Luciano Gallet
Victor Hugo Toro regente
Osesp
Gravada em dezembro de 2007 na Sala São Paulo.

Foto: Elder Buck
Em seu livro inacabado intitulado O Banquete, publicado postumamente em 1978, Mário de Andrade dissecava a situação da música brasileira. O banquete realizava-se na residência de uma dama da sociedade paulista, durante a década de 1940. Um dos convidados era o proeminente compositor Janjão, o qual, dentre outras frases lapidares, afirmava o seguinte: “A música brasileira atravessa um período de descoberta e exploração. Desde 1918 que a música brasileira me preocupa. Data daquela época o meu Tango-batuque, de forma embrionária ainda cheia de influências alheias e de realização deficiente.”
Sem sombra de dúvida, o Janjão deste encontro culinário-filosófico é o compositor carioca Luciano Gallet (1893-1931). Falecido precocemente, Gallet deixou uma obra significativa que só agora está sendo redescoberta, graças, entre outros, à iniciativa da Osesp em editar e executar suas peças para orquestra e música de câmara. Mário de Andrade foi durante muitos anos o mentor musical de Luciano Gallet.

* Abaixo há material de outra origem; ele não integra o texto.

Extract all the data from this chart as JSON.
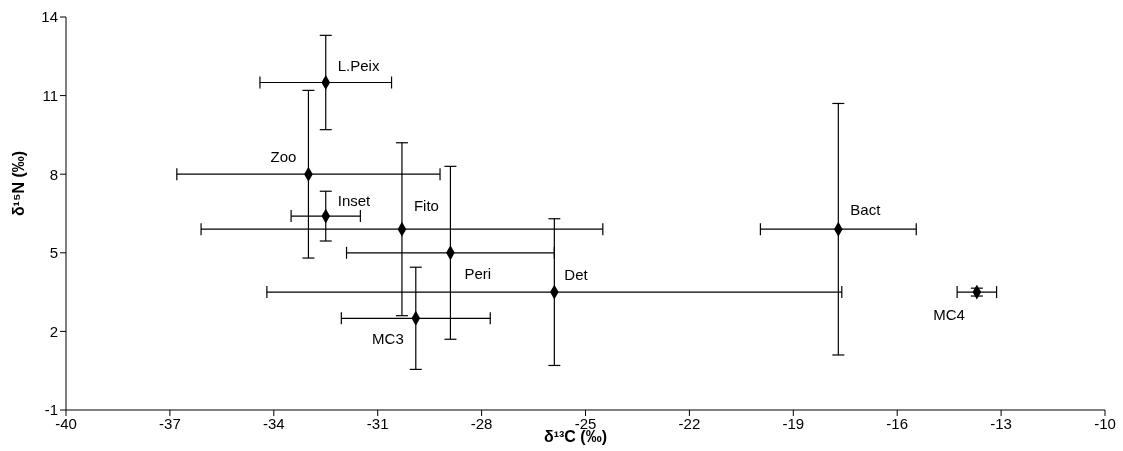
{
  "chart_data": {
    "type": "scatter",
    "xlabel": "δ¹³C (‰)",
    "ylabel": "δ¹⁵N (‰)",
    "xlim": [
      -40,
      -10
    ],
    "xticks": [
      -40,
      -37,
      -34,
      -31,
      -28,
      -25,
      -22,
      -19,
      -16,
      -13,
      -10
    ],
    "ylim": [
      -1,
      14
    ],
    "yticks": [
      -1,
      2,
      5,
      8,
      11,
      14
    ],
    "grid": false,
    "legend": false,
    "marker": "diamond",
    "series": [
      {
        "name": "L.Peix",
        "color": "#000000",
        "x": [
          -32.5
        ],
        "values": [
          11.5
        ],
        "xerrors": [
          1.9
        ],
        "errors": [
          1.8
        ]
      },
      {
        "name": "Zoo",
        "color": "#000000",
        "x": [
          -33.0
        ],
        "values": [
          8.0
        ],
        "xerrors": [
          3.8
        ],
        "errors": [
          3.2
        ]
      },
      {
        "name": "Inset",
        "color": "#000000",
        "x": [
          -32.5
        ],
        "values": [
          6.4
        ],
        "xerrors": [
          1.0
        ],
        "errors": [
          0.95
        ]
      },
      {
        "name": "Fito",
        "color": "#000000",
        "x": [
          -30.3
        ],
        "values": [
          5.9
        ],
        "xerrors": [
          5.8
        ],
        "errors": [
          3.3
        ]
      },
      {
        "name": "Peri",
        "color": "#000000",
        "x": [
          -28.9
        ],
        "values": [
          5.0
        ],
        "xerrors": [
          3.0
        ],
        "errors": [
          3.3
        ]
      },
      {
        "name": "MC3",
        "color": "#000000",
        "x": [
          -29.9
        ],
        "values": [
          2.5
        ],
        "xerrors": [
          2.15
        ],
        "errors": [
          1.95
        ]
      },
      {
        "name": "Det",
        "color": "#000000",
        "x": [
          -25.9
        ],
        "values": [
          3.5
        ],
        "xerrors": [
          8.3
        ],
        "errors": [
          2.8
        ]
      },
      {
        "name": "Bact",
        "color": "#000000",
        "x": [
          -17.7
        ],
        "values": [
          5.9
        ],
        "xerrors": [
          2.25
        ],
        "errors": [
          4.8
        ]
      },
      {
        "name": "MC4",
        "color": "#000000",
        "x": [
          -13.7
        ],
        "values": [
          3.5
        ],
        "xerrors": [
          0.57
        ],
        "errors": [
          0.15
        ]
      }
    ]
  }
}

A relação que se estabeleceu entre ambos tornou possível a realização de um projeto estético na música brasileira, talvez o mais significativo que tivemos. As idéias nacionalistas de Mário de Andrade ressoaram amplamente na obra de Gallet e orientaram também sua postura social e pedagógica: Gallet foi um dos fundadores da Associação Brasileira de Música e diretor do Instituto Nacional de Música.

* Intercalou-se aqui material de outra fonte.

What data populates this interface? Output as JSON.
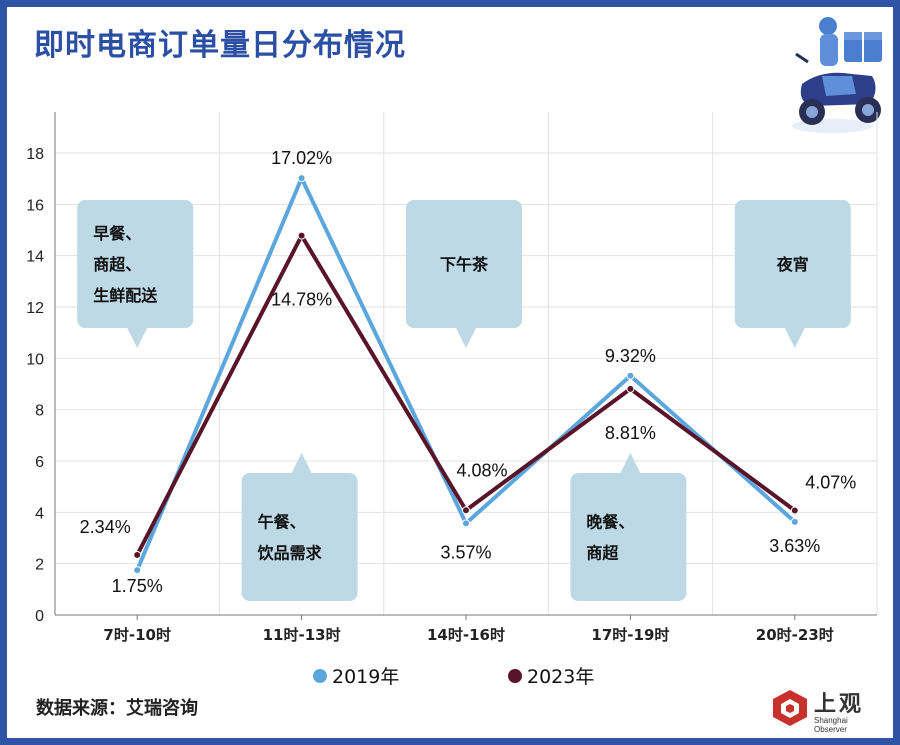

Em 1918, ao compor o Tango-batuque, Luciano Gallet ainda não havia se lançado ao projeto nacionalista. Diferentes influências estéticas conviviam lado a lado nesta sua obra inicial, heterogênea tanto no uso de materiais quanto na organização dos processos formais. O Tango-batuque apresenta elementos harmônicos e coloridos típicos do impressionismo francês e da música ibérica. Por outro lado, despontam aqui os germes da estética nacionalista, que seria sistematizada posteriormente, sob a tutela de Mário de Andrade. Por exemplo: a escrita para percussão (caixa, chocalhos, prato e bumbo), a rítmica e a melodia sincopada que remete à música dos salões cariocas do início do século XX. Obra breve, o Tango-batuque é a primeira incursão de um jovem compositor de 25 anos no mundo sinfônico. Evocando novamente O Banquete de Mário de Andrade, podemos dizer que a obra é um aperitivo, deixando transparecer a originalidade do pensamento musical deste importantíssimo compositor brasileiro.
Paulo C. Chagas é compositor e professor de composição na Universidade da Califórnia, Riverside (EUA). Em 2004, a Osesp estreou a sua obra Radiância.